Para o candidato da ADN, que é motorista dos SMTUC, “esta manobra não é inocente” e “é parte de uma agenda política de esvaziamento e de desmantelamento gradual dos SMTUC, como objectivo de abrir caminho à sua extinção, substituindo-os por empresas municipais ou outras entidades controladas directamente pelo Executivo”.
“Enquanto accionista e autoridade de transportes, a Câmara Municipal tem a obrigação legal e moral de proteger e reforçar os SMTUC, mas, em vez disso, promove a sua fragilização, comprometendo não só os postos de trabalho de centenas de trabalhadores, mas também a qualidade do serviço prestado à população”, considera.

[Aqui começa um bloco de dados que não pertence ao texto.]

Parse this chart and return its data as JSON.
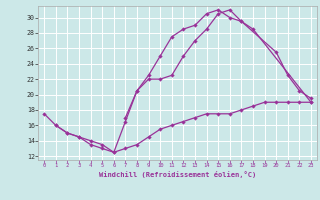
{
  "xlabel": "Windchill (Refroidissement éolien,°C)",
  "bg_color": "#cce8e8",
  "grid_color": "#ffffff",
  "line_color": "#993399",
  "xlim": [
    -0.5,
    23.5
  ],
  "ylim": [
    11.5,
    31.5
  ],
  "xticks": [
    0,
    1,
    2,
    3,
    4,
    5,
    6,
    7,
    8,
    9,
    10,
    11,
    12,
    13,
    14,
    15,
    16,
    17,
    18,
    19,
    20,
    21,
    22,
    23
  ],
  "yticks": [
    12,
    14,
    16,
    18,
    20,
    22,
    24,
    26,
    28,
    30
  ],
  "curve1_x": [
    0,
    1,
    2,
    3,
    4,
    5,
    6,
    7,
    8,
    9,
    10,
    11,
    12,
    13,
    14,
    15,
    16,
    17,
    18,
    19,
    20,
    21,
    22,
    23
  ],
  "curve1_y": [
    17.5,
    16.0,
    15.0,
    14.5,
    13.5,
    13.0,
    12.5,
    13.0,
    13.5,
    14.5,
    15.5,
    16.0,
    16.5,
    17.0,
    17.5,
    17.5,
    17.5,
    18.0,
    18.5,
    19.0,
    19.0,
    19.0,
    19.0,
    19.0
  ],
  "curve2_x": [
    1,
    2,
    3,
    4,
    5,
    6,
    7,
    8,
    9,
    10,
    11,
    12,
    13,
    14,
    15,
    16,
    17,
    20,
    21,
    22,
    23
  ],
  "curve2_y": [
    16.0,
    15.0,
    14.5,
    14.0,
    13.5,
    12.5,
    16.5,
    20.5,
    22.0,
    22.0,
    22.5,
    25.0,
    27.0,
    28.5,
    30.5,
    31.0,
    29.5,
    25.5,
    22.5,
    20.5,
    19.5
  ],
  "curve3_x": [
    7,
    8,
    9,
    10,
    11,
    12,
    13,
    14,
    15,
    16,
    17,
    18,
    23
  ],
  "curve3_y": [
    17.0,
    20.5,
    22.5,
    25.0,
    27.5,
    28.5,
    29.0,
    30.5,
    31.0,
    30.0,
    29.5,
    28.5,
    19.0
  ]
}
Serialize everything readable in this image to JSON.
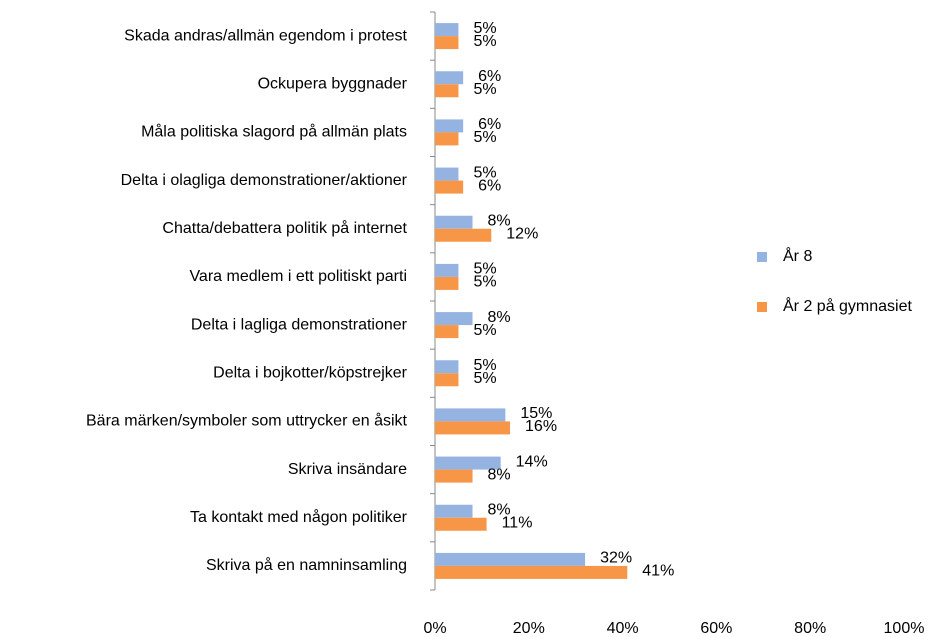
{
  "chart_data": {
    "type": "bar",
    "orientation": "horizontal",
    "categories": [
      "Skada andras/allmän egendom i protest",
      "Ockupera byggnader",
      "Måla politiska slagord på allmän plats",
      "Delta i olagliga demonstrationer/aktioner",
      "Chatta/debattera politik på internet",
      "Vara medlem i ett politiskt parti",
      "Delta i lagliga demonstrationer",
      "Delta i bojkotter/köpstrejker",
      "Bära märken/symboler som uttrycker en åsikt",
      "Skriva insändare",
      "Ta kontakt med någon politiker",
      "Skriva på en namninsamling"
    ],
    "series": [
      {
        "name": "År 8",
        "color": "#95b3e0",
        "values": [
          5,
          6,
          6,
          5,
          8,
          5,
          8,
          5,
          15,
          14,
          8,
          32
        ],
        "value_labels": [
          "5%",
          "6%",
          "6%",
          "5%",
          "8%",
          "5%",
          "8%",
          "5%",
          "15%",
          "14%",
          "8%",
          "32%"
        ]
      },
      {
        "name": "År 2 på gymnasiet",
        "color": "#f79646",
        "values": [
          5,
          5,
          5,
          6,
          12,
          5,
          5,
          5,
          16,
          8,
          11,
          41
        ],
        "value_labels": [
          "5%",
          "5%",
          "5%",
          "6%",
          "12%",
          "5%",
          "5%",
          "5%",
          "16%",
          "8%",
          "11%",
          "41%"
        ]
      }
    ],
    "xlim": [
      0,
      100
    ],
    "xticks": [
      {
        "value": 0,
        "label": "0%"
      },
      {
        "value": 20,
        "label": "20%"
      },
      {
        "value": 40,
        "label": "40%"
      },
      {
        "value": 60,
        "label": "60%"
      },
      {
        "value": 80,
        "label": "80%"
      },
      {
        "value": 100,
        "label": "100%"
      }
    ],
    "legend": "right"
  }
}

Para Sancho Antunes, “é inaceitável que, em nome de interesses políticos ou financeiros, se sacrifique um património público que tem sido fundamental para a coesão social e para a mobilidade de milhares de cidadãos”. “Este projecto de MetroBus não vem resolver os problemas de transporte de Coimbra. Pelo contrário, cria uma duplicação de estruturas, aumenta custos, divide passageiros e coloca em risco a sustentabilidade dos SMTUC” – acrescenta.
“São os SMTUC que detêm o know-how, a experiência e a capacidade técnica acumulada ao longo de décadas. São os SMTUC que conhecem a realidade da cidade, os percursos, os utentes e as necessidades concretas da população. Excluir os SMTUC desta responsabilidade não é apenas um erro técnico, é um atentado contra o interesse público”, entende o candidato da ADN.
“Não estou a olhar a interesses eleitorais nem a ganhos imediatos. Estou a olhar para Coimbra, para os trabalhadores dos SMTUC e, sobretudo, para os milhares de pessoas que todos os dias dependem deste serviço. O caminho certo não é destruir ou enfraquecer os SMTUC. O caminho certo é reforçar, modernizar e investir neles, para que possam continuar a servir Coimbra com qualidade, proximidade e responsabilidade pública. Coimbra precisa de soluções que sirvam a cidade e os cidadãos. E os SMTUC são parte essencial dessa solução”, conclui Sancho Antunes.